In the modern era, it’s always worthwhile to consider how to protect your systems from unwanted, malicious actors. Kaspersky Labs’ software has been a popular option for doing just that for close to two decades now — but after increasing scrutiny of their founder’s potential ties to the Kremlin, one major retailer has decided to stop selling their security suite. Best Buy has decided this week to pull Kaspersky products from their real and virtual shelves for now, the Minneapolis Star Tribune reports. Speaking with the ever-popular person “familiar with the decision,” the Star Tribune reports that although Best Buy has not conducted its own investigation into Kaspersky, the company felt there were too many “unanswered questions” about Kaspersky’s reliability to keep its product on the shelves.
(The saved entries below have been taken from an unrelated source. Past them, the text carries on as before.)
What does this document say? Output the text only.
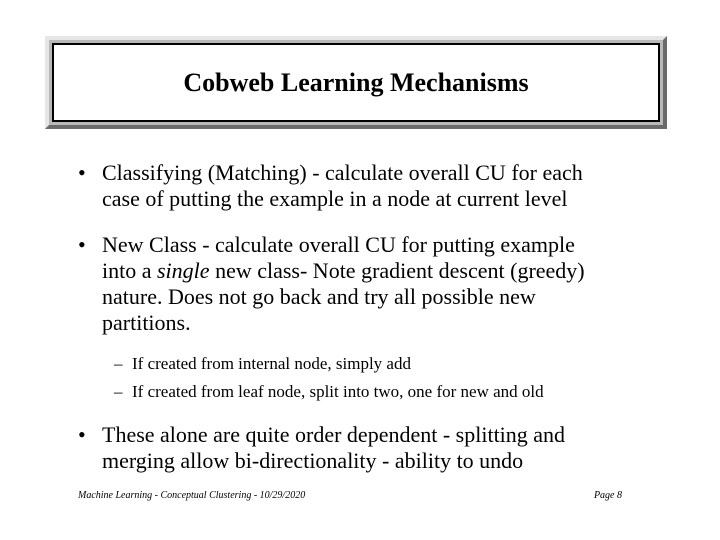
Cobweb Learning Mechanisms
• Classifying (Matching) - calculate overall CU for each
case of putting the example in a node at current level
• New Class - calculate overall CU for putting example
into a single new class- Note gradient descent (greedy)
nature. Does not go back and try all possible new
partitions.
– If created from internal node, simply add
– If created from leaf node, split into two, one for new and old
• These alone are quite order dependent - splitting and
merging allow bi-directionality - ability to undo
Machine Learning - Conceptual Clustering - 10/29/2020	Page 8
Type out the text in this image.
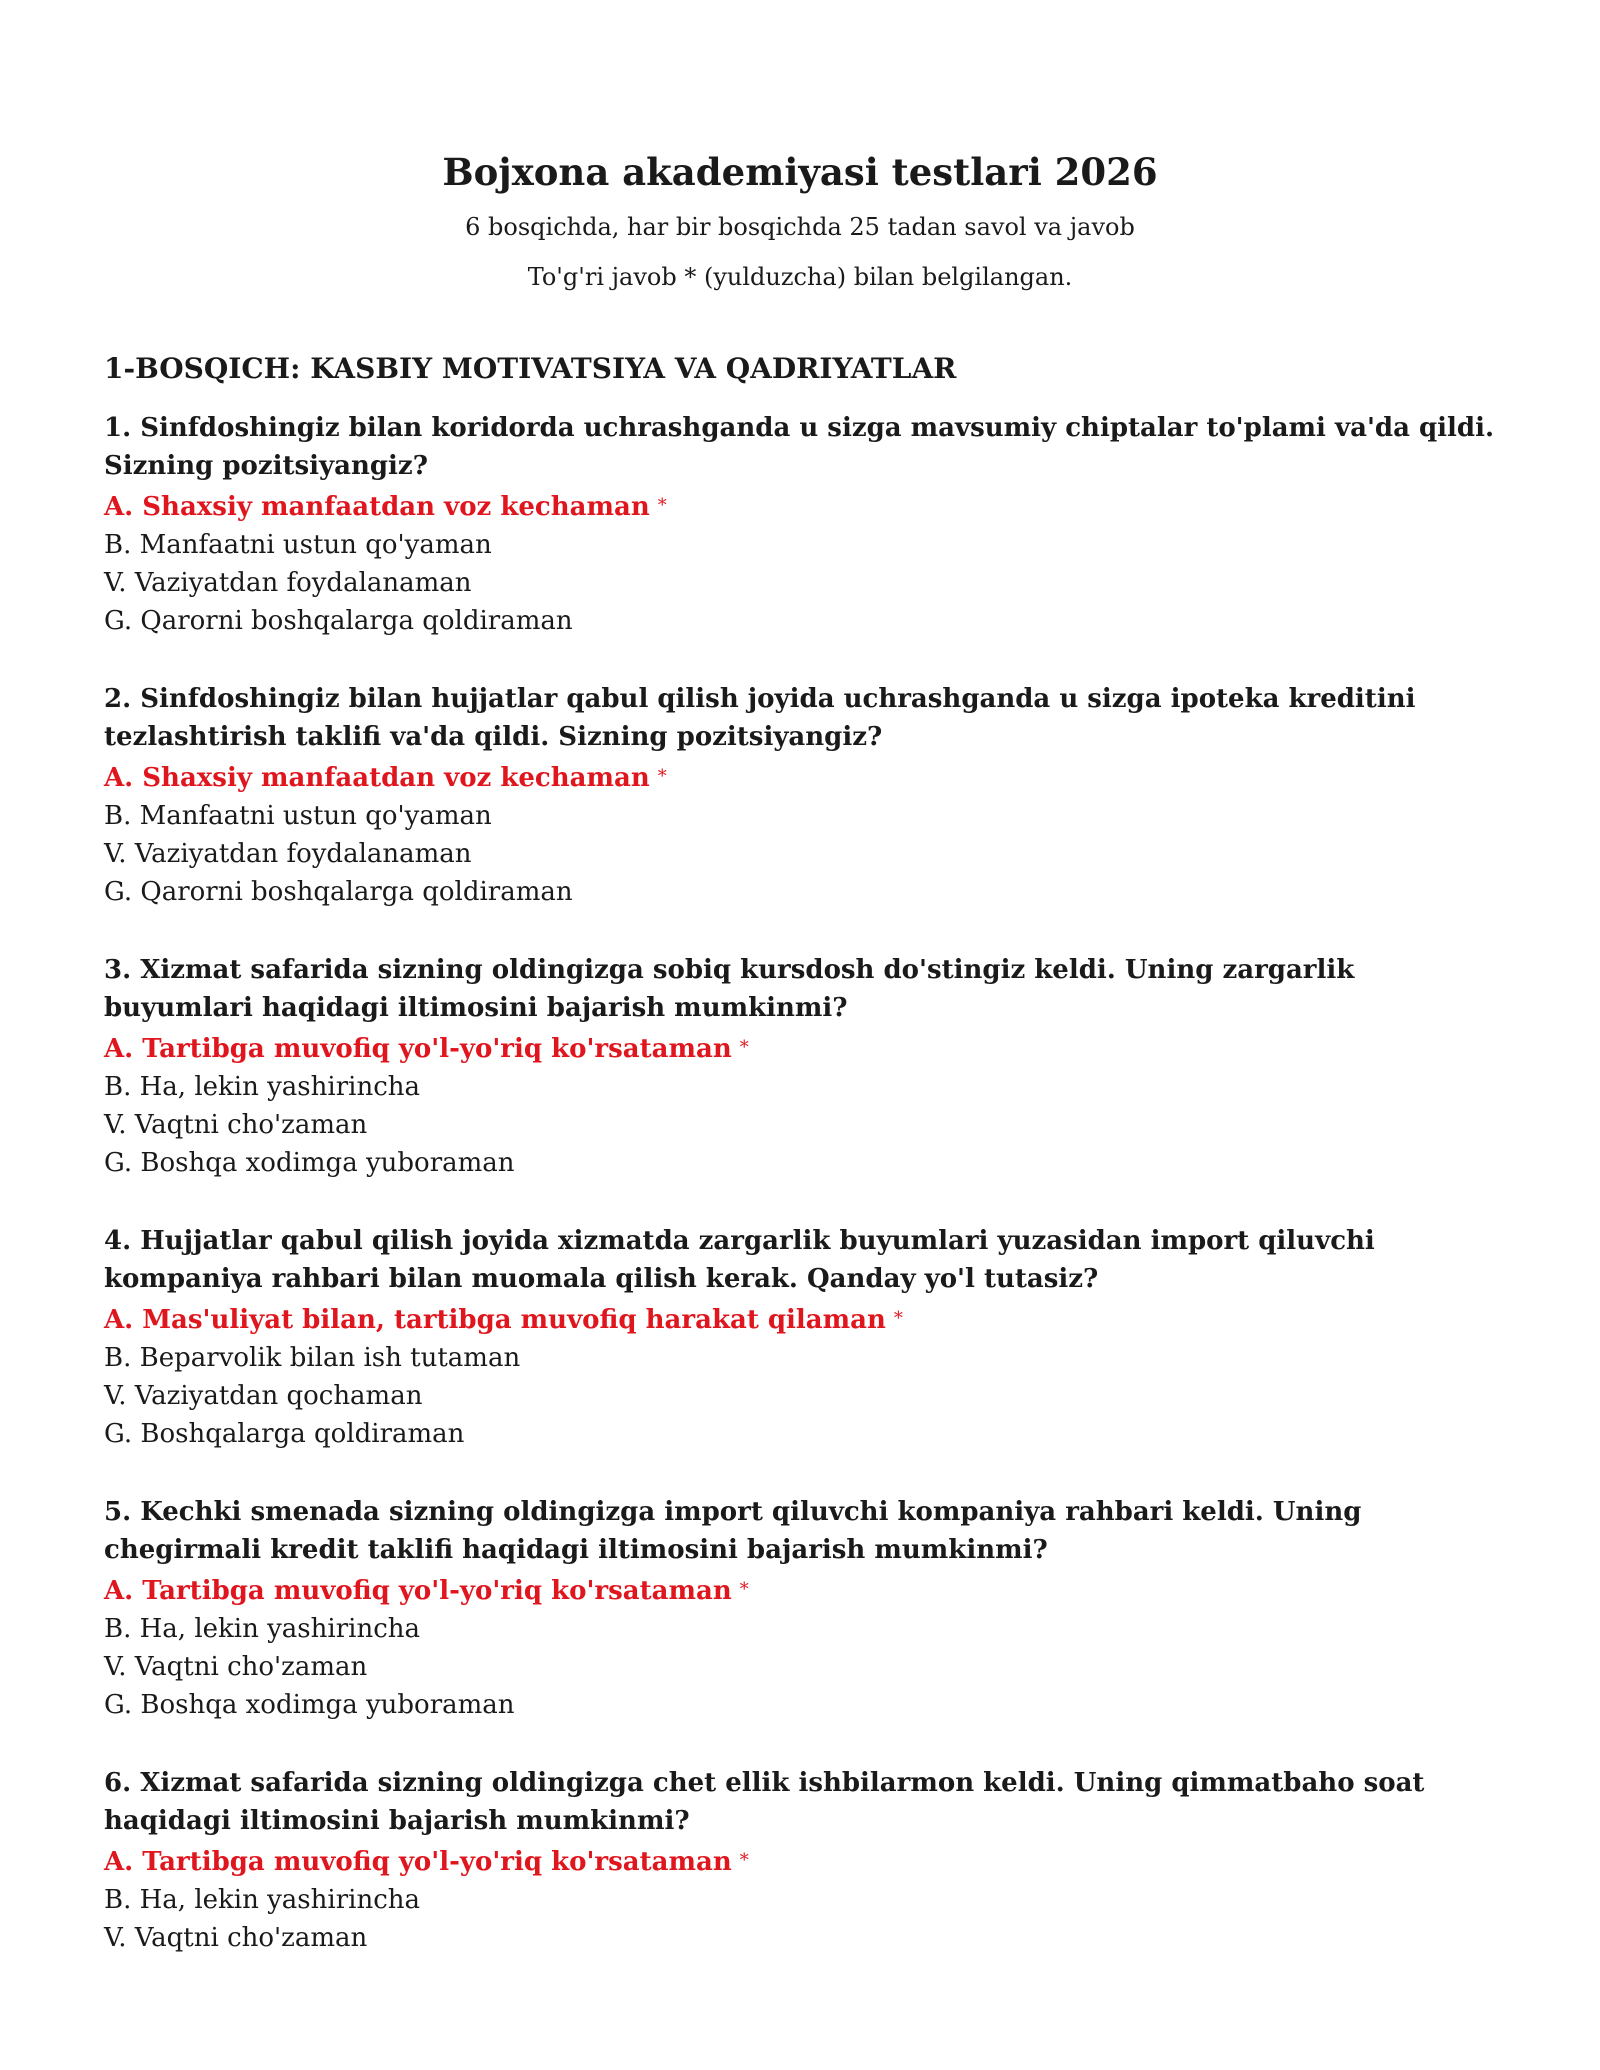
Bojxona akademiyasi testlari 2026

6 bosqichda, har bir bosqichda 25 tadan savol va javob

To'g'ri javob * (yulduzcha) bilan belgilangan.

1-BOSQICH: KASBIY MOTIVATSIYA VA QADRIYATLAR

1. Sinfdoshingiz bilan koridorda uchrashganda u sizga mavsumiy chiptalar to'plami va'da qildi. Sizning pozitsiyangiz?

A. Shaxsiy manfaatdan voz kechaman *

B. Manfaatni ustun qo'yaman

V. Vaziyatdan foydalanaman

G. Qarorni boshqalarga qoldiraman

2. Sinfdoshingiz bilan hujjatlar qabul qilish joyida uchrashganda u sizga ipoteka kreditini tezlashtirish taklifi va'da qildi. Sizning pozitsiyangiz?

A. Shaxsiy manfaatdan voz kechaman *

B. Manfaatni ustun qo'yaman

V. Vaziyatdan foydalanaman

G. Qarorni boshqalarga qoldiraman

3. Xizmat safarida sizning oldingizga sobiq kursdosh do'stingiz keldi. Uning zargarlik buyumlari haqidagi iltimosini bajarish mumkinmi?

A. Tartibga muvofiq yo'l-yo'riq ko'rsataman *

B. Ha, lekin yashirincha

V. Vaqtni cho'zaman

G. Boshqa xodimga yuboraman

4. Hujjatlar qabul qilish joyida xizmatda zargarlik buyumlari yuzasidan import qiluvchi kompaniya rahbari bilan muomala qilish kerak. Qanday yo'l tutasiz?

A. Mas'uliyat bilan, tartibga muvofiq harakat qilaman *

B. Beparvolik bilan ish tutaman

V. Vaziyatdan qochaman

G. Boshqalarga qoldiraman

5. Kechki smenada sizning oldingizga import qiluvchi kompaniya rahbari keldi. Uning chegirmali kredit taklifi haqidagi iltimosini bajarish mumkinmi?

A. Tartibga muvofiq yo'l-yo'riq ko'rsataman *

B. Ha, lekin yashirincha

V. Vaqtni cho'zaman

G. Boshqa xodimga yuboraman

6. Xizmat safarida sizning oldingizga chet ellik ishbilarmon keldi. Uning qimmatbaho soat haqidagi iltimosini bajarish mumkinmi?

A. Tartibga muvofiq yo'l-yo'riq ko'rsataman *

B. Ha, lekin yashirincha

V. Vaqtni cho'zaman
Kaspersky has been offering its suite of antivirus and security products in the U.S. for nearly 20 years. They’re generally well-regarded, considered to be at least as good as the competition when it comes to features and price. But there’s one big factor that’s become a big problem, in this strange 2017 we all inhabit: The company and its founder, Eugene Kaspersky, are Russian, and the company and its products have recently come under scrutiny as a result. Since 2015, several reports have surfaced that Eugene Kaspersky has ties to Russian military intelligence. Any potential vulnerabilities related to using the software stemming from those ties were by and large minimized or ignored, though… until recently. The Trump administration removed Kaspersky Lab from the list of approved vendors for government contracts back in July, citing increasing security concerns. Since then, federal, state, and local government agencies have been considering if or how to phase out their own usage. In August, the FBI reportedly asked private sector corporations to consider phasing out Kaspersky products as well. In a statement to the Star Tribune, Kaspersky reiterated its position that it’s been “caught in the middle of a geopolitical fight” and is being treated unfairly while Russia and the U.S. engage in a whole mess of posturing this year. The company also added that it has had a “good relationship” with Best Buy, and that the suspension may be reconsidered in the future.